そうした中、当社グループでは昨年も、国内外の街づくりプロジェクトが着実に進捗しています。当社の本拠地である日本橋においては、3月に「日本橋室町三井タワー」が竣工し、9月には「コレド室町テラス」がグランドオープンしました。オフィスには世界をリードする様々な業種の先進的な企業に入居いただいたほか、「コレド室町テラス」には台湾の「誠品生活」が日本初出店するなど、日本橋に新たな賑わいと街の新しい価値を生み出し始めており、これまで約20年にわたり官民地元一体となって進めてきた「日本橋再生計画」は、「未来に続く、街道の起点」を目指し、昨年より「第3ステージ」に進んでいます。

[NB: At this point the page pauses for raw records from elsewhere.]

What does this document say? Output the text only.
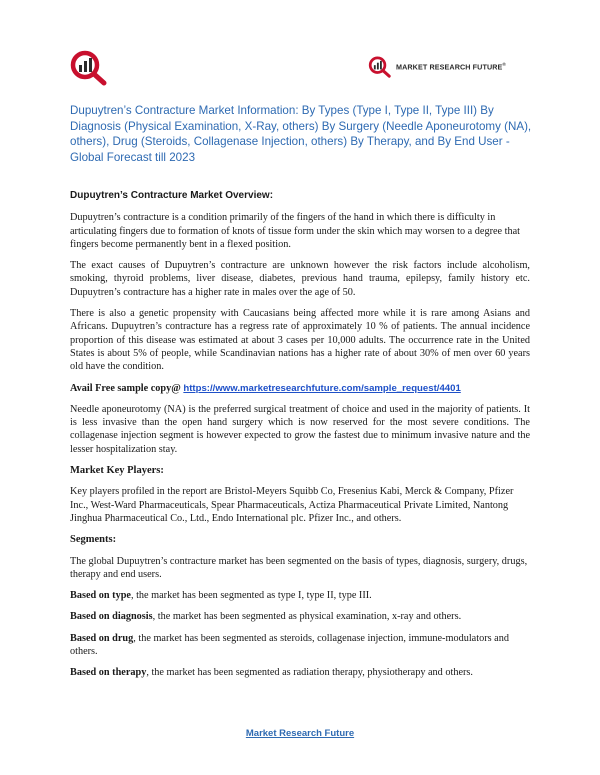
MARKET RESEARCH FUTURE®
Dupuytren’s Contracture Market Information: By Types (Type I, Type II, Type III) By Diagnosis (Physical Examination, X-Ray, others) By Surgery (Needle Aponeurotomy (NA), others), Drug (Steroids, Collagenase Injection, others) By Therapy, and By End User - Global Forecast till 2023
Dupuytren’s Contracture Market Overview:

Dupuytren’s contracture is a condition primarily of the fingers of the hand in which there is difficulty in articulating fingers due to formation of knots of tissue form under the skin which may worsen to a degree that fingers become permanently bent in a flexed position.

The exact causes of Dupuytren’s contracture are unknown however the risk factors include alcoholism, smoking, thyroid problems, liver disease, diabetes, previous hand trauma, epilepsy, family history etc. Dupuytren’s contracture has a higher rate in males over the age of 50.

There is also a genetic propensity with Caucasians being affected more while it is rare among Asians and Africans. Dupuytren’s contracture has a regress rate of approximately 10 % of patients. The annual incidence proportion of this disease was estimated at about 3 cases per 10,000 adults. The occurrence rate in the United States is about 5% of people, while Scandinavian nations has a higher rate of about 30% of men over 60 years old have the condition.

Avail Free sample copy@ https://www.marketresearchfuture.com/sample_request/4401

Needle aponeurotomy (NA) is the preferred surgical treatment of choice and used in the majority of patients. It is less invasive than the open hand surgery which is now reserved for the most severe conditions. The collagenase injection segment is however expected to grow the fastest due to minimum invasive nature and the lesser hospitalization stay.

Market Key Players:

Key players profiled in the report are Bristol-Meyers Squibb Co, Fresenius Kabi, Merck & Company, Pfizer Inc., West-Ward Pharmaceuticals, Spear Pharmaceuticals, Actiza Pharmaceutical Private Limited, Nantong Jinghua Pharmaceutical Co., Ltd., Endo International plc. Pfizer Inc., and others.

Segments:

The global Dupuytren’s contracture market has been segmented on the basis of types, diagnosis, surgery, drugs, therapy and end users.

Based on type, the market has been segmented as type I, type II, type III.

Based on diagnosis, the market has been segmented as physical examination, x-ray and others.

Based on drug, the market has been segmented as steroids, collagenase injection, immune-modulators and others.

Based on therapy, the market has been segmented as radiation therapy, physiotherapy and others.

Market Research Future
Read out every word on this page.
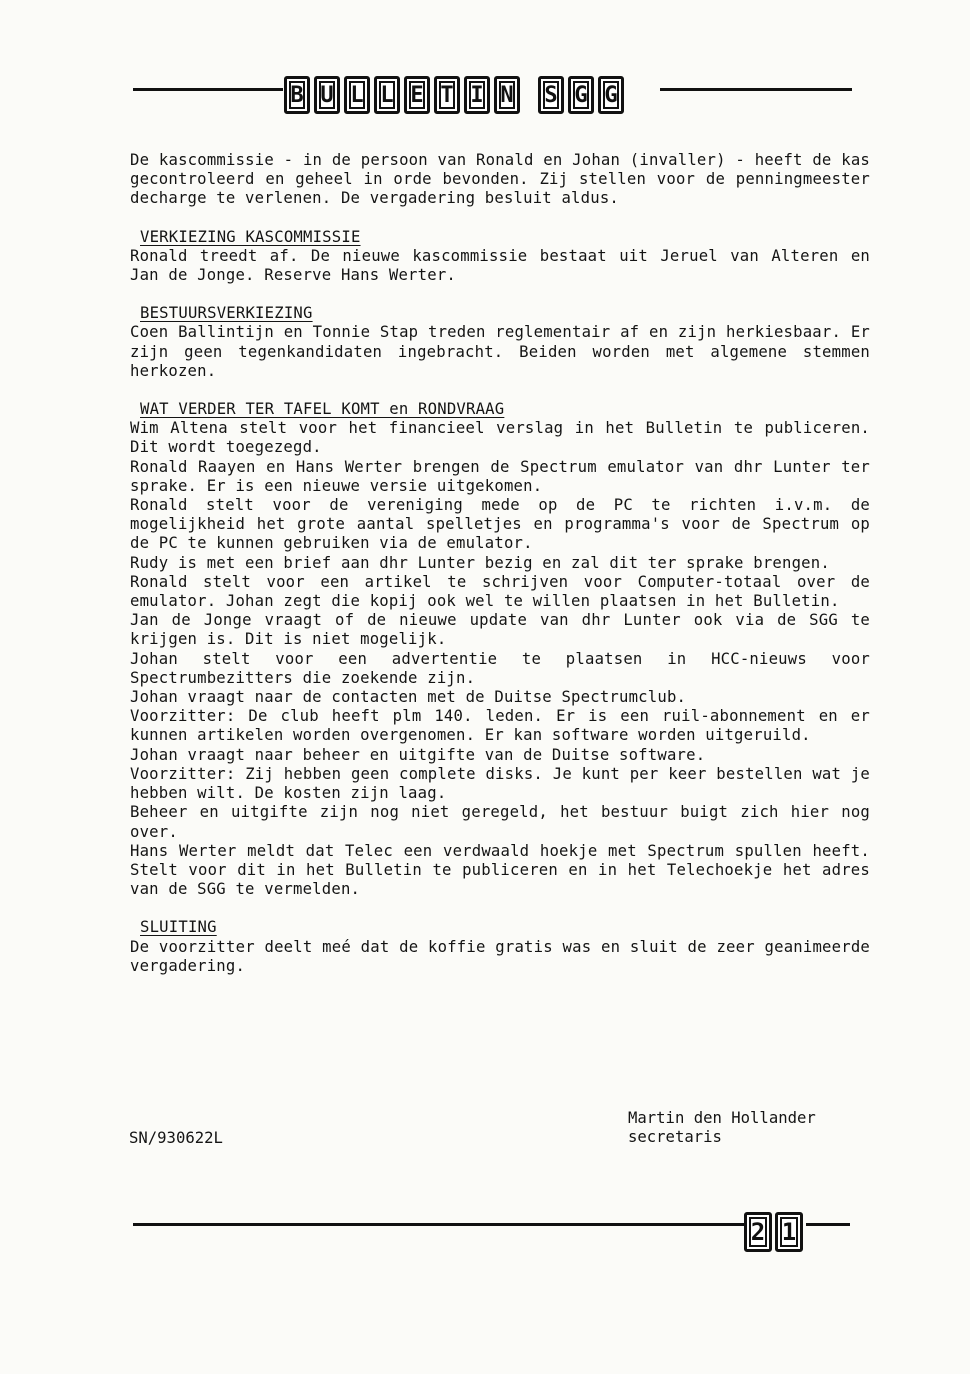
B U L L E T I N S G G

De kascommissie - in de persoon van Ronald en Johan (invaller) - heeft de kas gecontroleerd en geheel in orde bevonden. Zij stellen voor de penningmeester decharge te verlenen. De vergadering besluit aldus.

VERKIEZING KASCOMMISSIE

Ronald treedt af. De nieuwe kascommissie bestaat uit Jeruel van Alteren en Jan de Jonge. Reserve Hans Werter.

BESTUURSVERKIEZING

Coen Ballintijn en Tonnie Stap treden reglementair af en zijn herkiesbaar. Er zijn geen tegenkandidaten ingebracht. Beiden worden met algemene stemmen herkozen.

WAT VERDER TER TAFEL KOMT en RONDVRAAG

Wim Altena stelt voor het financieel verslag in het Bulletin te publiceren. Dit wordt toegezegd.

Ronald Raayen en Hans Werter brengen de Spectrum emulator van dhr Lunter ter sprake. Er is een nieuwe versie uitgekomen.

Ronald stelt voor de vereniging mede op de PC te richten i.v.m. de mogelijkheid het grote aantal spelletjes en programma's voor de Spectrum op de PC te kunnen gebruiken via de emulator.

Rudy is met een brief aan dhr Lunter bezig en zal dit ter sprake brengen.

Ronald stelt voor een artikel te schrijven voor Computer-totaal over de emulator. Johan zegt die kopij ook wel te willen plaatsen in het Bulletin.

Jan de Jonge vraagt of de nieuwe update van dhr Lunter ook via de SGG te krijgen is. Dit is niet mogelijk.

Johan stelt voor een advertentie te plaatsen in HCC-nieuws voor Spectrumbezitters die zoekende zijn.

Johan vraagt naar de contacten met de Duitse Spectrumclub.

Voorzitter: De club heeft plm 140. leden. Er is een ruil-abonnement en er kunnen artikelen worden overgenomen. Er kan software worden uitgeruild.

Johan vraagt naar beheer en uitgifte van de Duitse software.

Voorzitter: Zij hebben geen complete disks. Je kunt per keer bestellen wat je hebben wilt. De kosten zijn laag.

Beheer en uitgifte zijn nog niet geregeld, het bestuur buigt zich hier nog over.

Hans Werter meldt dat Telec een verdwaald hoekje met Spectrum spullen heeft. Stelt voor dit in het Bulletin te publiceren en in het Telechoekje het adres van de SGG te vermelden.

SLUITING

De voorzitter deelt meé dat de koffie gratis was en sluit de zeer geanimeerde vergadering.

Martin den Hollander
secretaris
SN/930622L
2 1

7月には当社グループが手掛ける初めての直営ラグジュアリーホテルである「ハレクラニ沖縄」が開業し、ハワイ・ハレクラニで培ったホスピタリティがお客様から高い評価をいただいています。
海外事業も、ニューヨークで開発中の「50ハドソンヤード」において、フェイスブック社の入居が決定するなど各物件が好調な営業状況であることに加え、欧米・中国・アジアの各エリアにおいて、優良な新規事業案件を獲得するなど、グループ長期経営方針「VISION 2025」に掲げる「グローバルカンパニーへの進化」に向け、順調に推移しております。
さて、今年はいよいよ東京オリンピック・パラリンピックが開催され2020年代の幕開けの年となります。大会期間中は、世界中から多くの方々が来日し、日本の伝統や文化、おもてなしに触れていただく絶好の機会となります。
当社は「東京2020ゴールド街づくりパートナー」として、日本の街づくりの素晴らしさを世界に発信するとともに、2020年代の日本の姿、当社事業のあり方を描き、実現していく年にしてまいります。
皆様のこの1年のご健勝とご多幸をお祈り申しあげます。